The integration of the Internet of Things (IoT) is opening up a whole new world of possibilities in the field of fire safety. Sensors, integrated into fire extinguishers, smoke detectors and fire alarms, supply and analyse data in real time, allowing systems to be monitored remotely. To speed up response times in the event of a fire, the Emirati government has decided to equip 25,000 buildings with the Hassantuk system, a fire alarm system connected 24/7 to the civil defence command centres in each emirate. As well as generating an alarm, in the event of a fire the system will immediately send the alert to the command centre, which will carry out a telephone check. If the danger is confirmed, the fire alarm is transmitted to the nearest civil protection authority, along with the location of the building and the resident’s contact details for immediate action. The use of drones equipped with thermal imaging cameras is gradually gaining ground across the region. Giving firefighters a real-time view of fires allows them to assess the situation more quickly and accurately so they can act faster and more coherently. In Dubai, the integration of artificial intelligence into some systems is a minor revolution. “In August 2021, we launched Dubai Civil Defence Readiness, an app that combines multiple Dubai Civil Defence systems into one app. Above all, this application lets us predict fires using artificial intelligence (AI), identifying the moment when a fire is most likely to occur and helping us to prepare for any incident,”explains Saeed Alshaiba, Head of Information Security at Dubai Civil Defence. A new tool for predicting the areas most vulnerable to fire was introduced in 2023. Fire data from the past five years was analysed to develop the“Dubaï Readiness” programme, which is now fully operational.
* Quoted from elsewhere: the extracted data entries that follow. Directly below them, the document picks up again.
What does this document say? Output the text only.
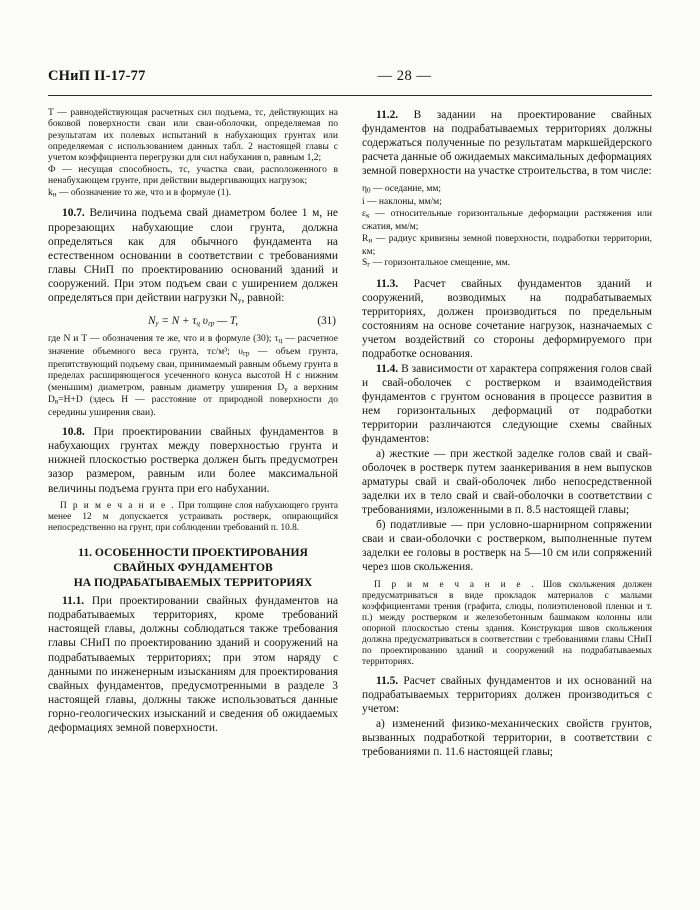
СНиП II-17-77	— 28 —

T — равнодействующая расчетных сил подъема, тс, действующих на боковой поверхности сваи или сваи-оболочки, определяемая по результатам их полевых испытаний в набухающих грунтах или определяемая с использованием данных табл. 2 настоящей главы с учетом коэффициента перегрузки для сил набухания n, равным 1,2;

Ф — несущая способность, тс, участка сваи, расположенного в ненабухающем грунте, при действии выдергивающих нагрузок;

$k_н$ — обозначение то же, что и в формуле (1).

10.7. Величина подъема свай диаметром более 1 м, не прорезающих набухающие слои грунта, должна определяться как для обычного фундамента на естественном основании в соответствии с требованиями главы СНиП по проектированию оснований зданий и сооружений. При этом подъем сваи с уширением должен определяться при действии нагрузки $N_у$, равной:

$N_у = N + \tau_ц$ $\upsilon_{гр}$ — T,	(31)

где N и T — обозначения те же, что и в формуле (30); $\tau_ц$ — расчетное значение объемного веса грунта, тс/м³; $\upsilon_{гр}$ — объем грунта, препятствующий подъему сваи, принимаемый равным объему грунта в пределах расширяющегося усеченного конуса высотой H с нижним (меньшим) диаметром, равным диаметру уширения $D_у$ а верхним $D_в=H+D$ (здесь H — расстояние от природной поверхности до середины уширения сваи).

10.8. При проектировании свайных фундаментов в набухающих грунтах между поверхностью грунта и нижней плоскостью ростверка должен быть предусмотрен зазор размером, равным или более максимальной величины подъема грунта при его набухании.

П р и м е ч а н и е . При толщине слоя набухающего грунта менее 12 м допускается устраивать ростверк, опирающийся непосредственно на грунт, при соблюдении требований п. 10.8.

11. ОСОБЕННОСТИ ПРОЕКТИРОВАНИЯ
СВАЙНЫХ ФУНДАМЕНТОВ
НА ПОДРАБАТЫВАЕМЫХ ТЕРРИТОРИЯХ

11.1. При проектировании свайных фундаментов на подрабатываемых территориях, кроме требований настоящей главы, должны соблюдаться также требования главы СНиП по проектированию зданий и сооружений на подрабатываемых территориях; при этом наряду с данными по инженерным изысканиям для проектирования свайных фундаментов, предусмотренными в разделе 3 настоящей главы, должны также использоваться данные горно-геологических изысканий и сведения об ожидаемых деформациях земной поверхности.

11.2. В задании на проектирование свайных фундаментов на подрабатываемых территориях должны содержаться полученные по результатам маркшейдерского расчета данные об ожидаемых максимальных деформациях земной поверхности на участке строительства, в том числе:

$\eta_0$ — оседание, мм;

i — наклоны, мм/м;

$\varepsilon_к$ — относительные горизонтальные деформации растяжения или сжатия, мм/м;

$R_и$ — радиус кривизны земной поверхности, подработки территории, км;

$S_г$ — горизонтальное смещение, мм.

11.3. Расчет свайных фундаментов зданий и сооружений, возводимых на подрабатываемых территориях, должен производиться по предельным состояниям на основе сочетание нагрузок, назначаемых с учетом воздействий со стороны деформируемого при подработке основания.

11.4. В зависимости от характера сопряжения голов свай и свай-оболочек с ростверком и взаимодействия фундаментов с грунтом основания в процессе развития в нем горизонтальных деформаций от подработки территории различаются следующие схемы свайных фундаментов:

а) жесткие — при жесткой заделке голов свай и свай-оболочек в ростверк путем заанкеривания в нем выпусков арматуры свай и свай-оболочек либо непосредственной заделки их в тело свай и свай-оболочки в соответствии с требованиями, изложенными в п. 8.5 настоящей главы;

б) податливые — при условно-шарнирном сопряжении сваи и сваи-оболочки с ростверком, выполненные путем заделки ее головы в ростверк на 5—10 см или сопряжений через шов скольжения.

П р и м е ч а н и е . Шов скольжения должен предусматриваться в виде прокладок материалов с малыми коэффициентами трения (графита, слюды, полиэтиленовой пленки и т. п.) между ростверком и железобетонным башмаком колонны или опорной плоскостью стены здания. Конструкция швов скольжения должна предусматриваться в соответствии с требованиями главы СНиП по проектированию зданий и сооружений на подрабатываемых территориях.

11.5. Расчет свайных фундаментов и их оснований на подрабатываемых территориях должен производиться с учетом:

а) изменений физико-механических свойств грунтов, вызванных подработкой территории, в соответствии с требованиями п. 11.6 настоящей главы;
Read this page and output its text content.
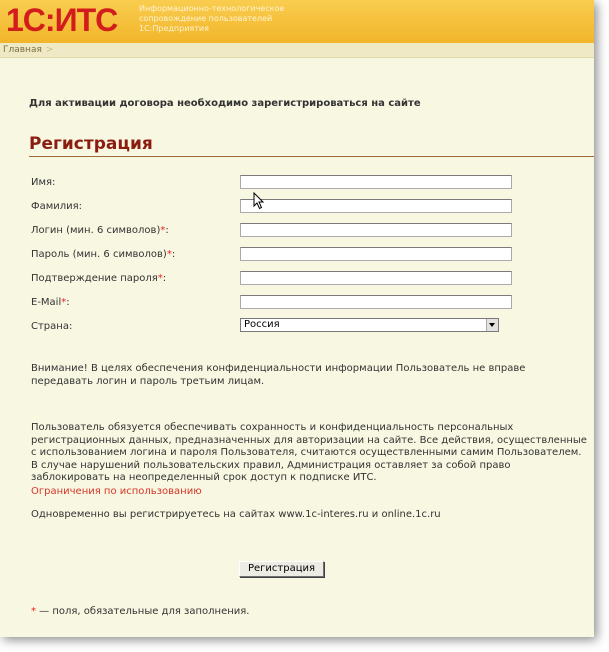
1С:ИТС	Информационно-технологическое
сопровождение пользователей
1С:Предприятия
Главная >
Для активации договора необходимо зарегистрироваться на сайте
Регистрация
Имя:
Фамилия:
Логин (мин. 6 символов)*:
Пароль (мин. 6 символов)*:
Подтверждение пароля*:
E-Mail*:
Страна:	Россия
Внимание! В целях обеспечения конфиденциальности информации Пользователь не вправе передавать логин и пароль третьим лицам.
Пользователь обязуется обеспечивать сохранность и конфиденциальность персональных регистрационных данных, предназначенных для авторизации на сайте. Все действия, осуществленные с использованием логина и пароля Пользователя, считаются осуществленными самим Пользователем. В случае нарушений пользовательских правил, Администрация оставляет за собой право заблокировать на неопределенный срок доступ к подписке ИТС.
Ограничения по использованию
Одновременно вы регистрируетесь на сайтах www.1c-interes.ru и online.1c.ru
Регистрация
* — поля, обязательные для заполнения.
Preparing and protecting local populations

The Qatari authorities have strengthened fire safety legislation to increase protection for local populations. All private companies, institutions, buildings and restaurants have had to comply with this new law. All plans for new government buildings must now be submitted to the Ministry of the Interior, which is responsible, among other things, for approving or rejecting the effectiveness of fire detection systems. Awareness of fire safety principles is regularly raised in schools across the country. In 2023, the General Directorate of Civil Defense organised an awareness-raising event designed to teach 5,000 schoolchildren about fire safety and prevention methods. A supreme council for civil defence has also been set up, with responsibility for defining general firefighting policy. The firefighting and rescue sector in Abu Dhabi is one of the civil defence authority’s largest sectors, comprising more than sixty firefighting centres. Since then, the various commands have been brought together under the aegis of the fire and rescue department. Emergency fire drills are regularly organised in Dubai, as was the case in 2021 when the Burj Khalifa was evacuated. Firefighters arrived in four minutes, and the fictitious fire on the 112th floor of the tower was brought under control in 10 minutes. The exercise provided an opportunity to check the effectiveness of the fire systems and to reassure both the authorities and the local population.